Update to one of the stories in yesterday’s post, the one from Buffalo about two riot cops shoving a 75-year-old so hard he stumbled back several feet, fell, and started bleeding from his head:
They were suspended, and then…
The entire Buffalo Police Department Emergency Response Team has resigned after the department suspended two officers without pay when a video surfaced showing them pushing over a 75-year-old protester.
John Evans, president of the Buffalo Police Benevolent Association, announced the 57-member team’s resignation at a press conference Friday.
“Fifty-seven resigned in disgust because of the treatment of two of their members, who were simply executing orders,” Evans told a local NBC affiliate.
The reason this is called the “Nuremberg defense” is that it’s been thoroughly and notoriously discredited since 1946, so much so that I’m impressed that even a police union official could say it out loud. How much perverse self-discipline does it take to wrap your tongue around that idea without cringing or sneering at it?
The resignation of the Emergency Response Team would send a bad signal, said Erie County Executive Mark Poloncarz.
“If they resigned, I’m exceptionally disappointed by it because it indicates to me that they did not see anything wrong with the actions last night,” Poloncarz said…

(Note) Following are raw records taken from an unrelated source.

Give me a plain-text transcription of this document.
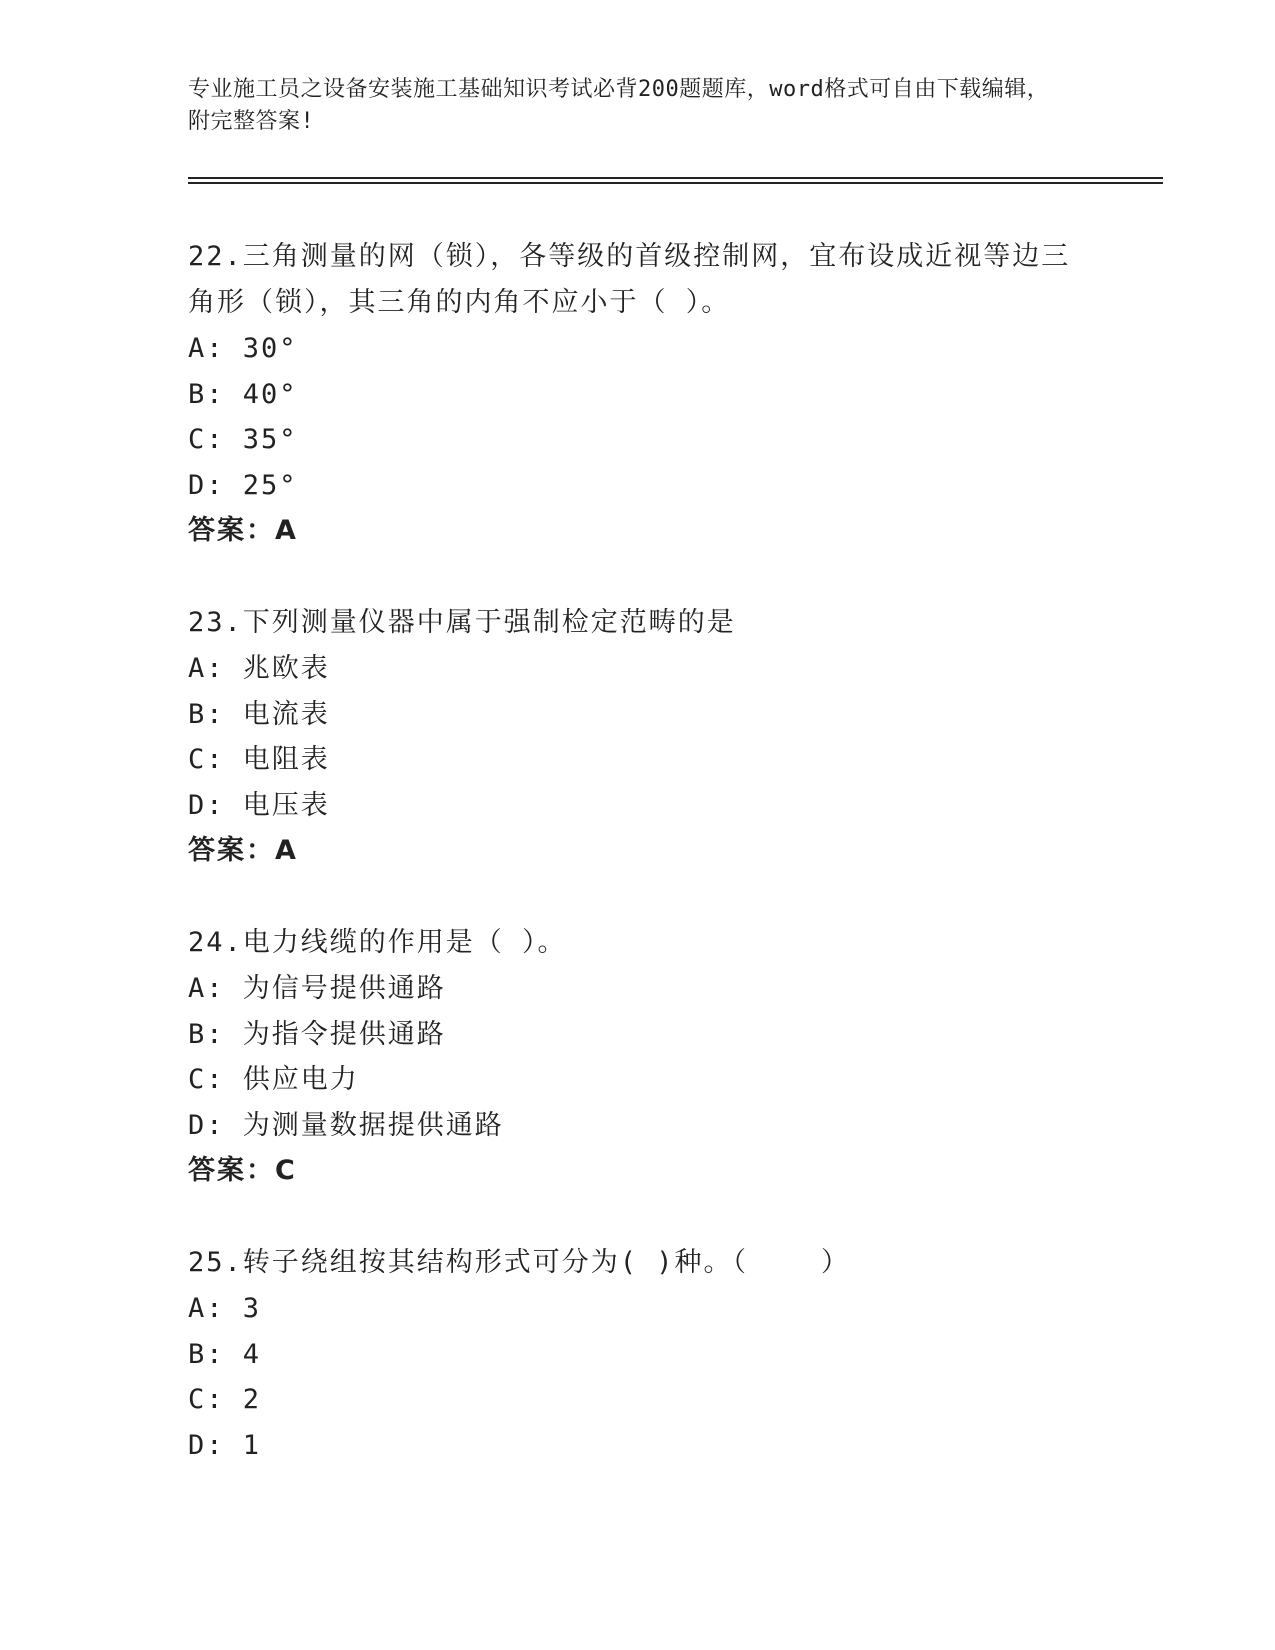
专业施工员之设备安装施工基础知识考试必背200题题库，word格式可自由下载编辑，附完整答案!
22.三角测量的网（锁），各等级的首级控制网，宜布设成近视等边三角形（锁），其三角的内角不应小于（ ）。
A: 30°
B: 40°
C: 35°
D: 25°
答案：A
23.下列测量仪器中属于强制检定范畴的是
A: 兆欧表
B: 电流表
C: 电阻表
D: 电压表
答案：A
24.电力线缆的作用是（ ）。
A: 为信号提供通路
B: 为指令提供通路
C: 供应电力
D: 为测量数据提供通路
答案：C
25.转子绕组按其结构形式可分为( )种。（    ）
A: 3
B: 4
C: 2
D: 1
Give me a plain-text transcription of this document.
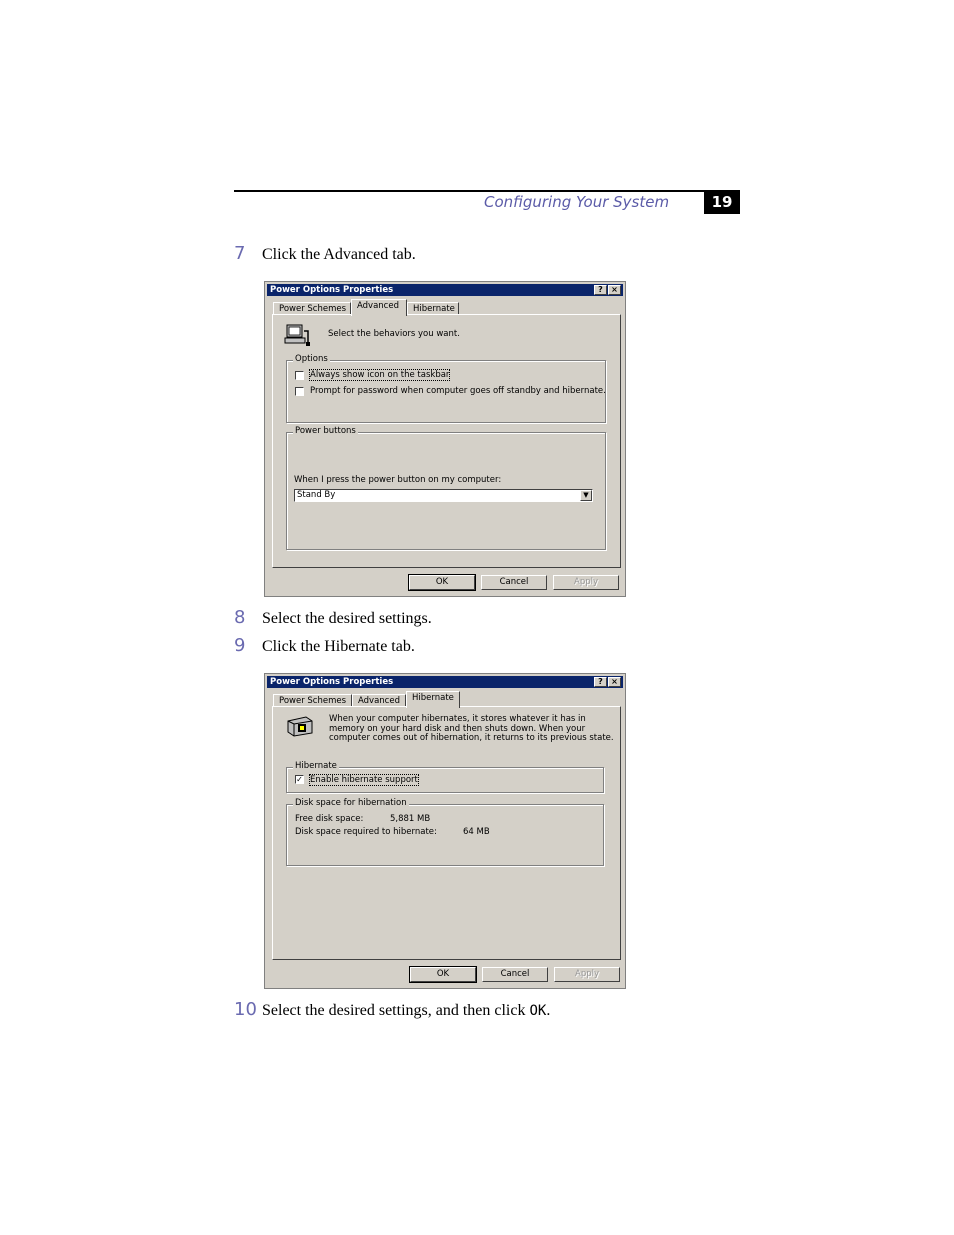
Configuring Your System	19
7 Click the Advanced tab.
Power Options Properties	?	×
Power Schemes	Advanced	Hibernate
Select the behaviors you want.
Options
Always show icon on the taskbar
Prompt for password when computer goes off standby and hibernate.
Power buttons
When I press the power button on my computer:
Stand By	▼
OK	Cancel	Apply
8 Select the desired settings.
9 Click the Hibernate tab.
Power Options Properties	?	×
Power Schemes	Advanced	Hibernate
When your computer hibernates, it stores whatever it has in memory on your hard disk and then shuts down. When your computer comes out of hibernation, it returns to its previous state.
Hibernate
✓ Enable hibernate support
Disk space for hibernation
Free disk space:	5,881 MB
Disk space required to hibernate:	64 MB
OK	Cancel	Apply
10 Select the desired settings, and then click OK.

Well, they don’t. They see a small act of casual, callous brutality as business as usual. Either that or they think of it as a perk of the job – sure, they have to train a little extra in riot tactics, but they get more discretion about casually brutalizing people… or at least they did until a bit of local-news video went viral, and the PD and local politicians (who might have resented being lied to – “he tripped,” remember?) declined to defend them.
The thuggish 57 are still employed by the Buffalo PD, just not as part of that unit, so they didn’t sacrifice much, if anything, with their “resignation.” (Did they get an extra dollar an hour for being certified riot cops or something?)
And if their gesture of support, solidarity, or whatever was meant to persuade their bosses to go easy on the original two thugs, then they failed. Assault charges are now pending, and the thugs’ names – Robert McCabe and Aaron Torgalski – are now public record.